Turn your eyes upon Jesus…

…and the things of earth will grow strangely dim.

From the beginning of the Bible to the end, it is all about Jesus and the wonderful love of the Father in Him. The Scriptures are soaked in pictures of Jesus the coming King, Messiah, Redeemer of the lost! He is the Seed that would crush Satan’s head. He’s pictured in Melchizedek, the priest of God Most High.

He’s foreshadowed in the account of Abraham and Isaac, his “one and only son”. Representing a type of Christ, Joseph, when in prison, alongside the baker (bread) and the cupbearer (wine) echoed beforehand the words of Jesus at the last supper, as Joseph asked them to, “Remember him”.

Mike this past Sunday led us in another look at Judges 11 and Jephthah’s sacrifice, once again bringing us back to the cross of Christ. Jesus is the Rock in the wilderness, struck and from whom flowed life-giving waters.
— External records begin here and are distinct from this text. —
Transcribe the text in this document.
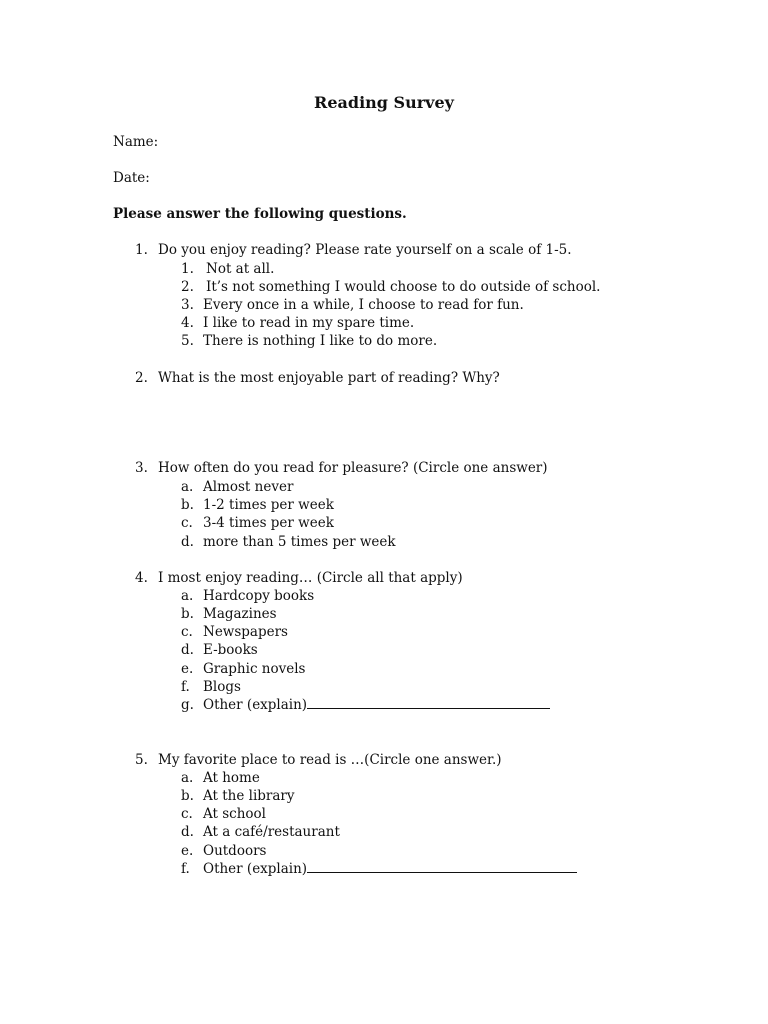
Reading Survey
Name:
Date:
Please answer the following questions.
1. Do you enjoy reading? Please rate yourself on a scale of 1-5.
1. Not at all.
2. It’s not something I would choose to do outside of school.
3. Every once in a while, I choose to read for fun.
4. I like to read in my spare time.
5. There is nothing I like to do more.
2. What is the most enjoyable part of reading? Why?
3. How often do you read for pleasure? (Circle one answer)
a. Almost never
b. 1-2 times per week
c. 3-4 times per week
d. more than 5 times per week
4. I most enjoy reading… (Circle all that apply)
a. Hardcopy books
b. Magazines
c. Newspapers
d. E-books
e. Graphic novels
f. Blogs
g. Other (explain)
5. My favorite place to read is …(Circle one answer.)
a. At home
b. At the library
c. At school
d. At a café/restaurant
e. Outdoors
f. Other (explain)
As the details of this life disappoint, use that gift to turn to Jesus. I urge you, I implore you, I beg of you; turn your eyes upon Jesus. As you become engrossed and enamored with God’s magnificent and abundant love for you, live the final lyrics of the song:

“Then go to a world that is dying,

His perfect salvation to tell!”

This is my hope for you. This is my only hope.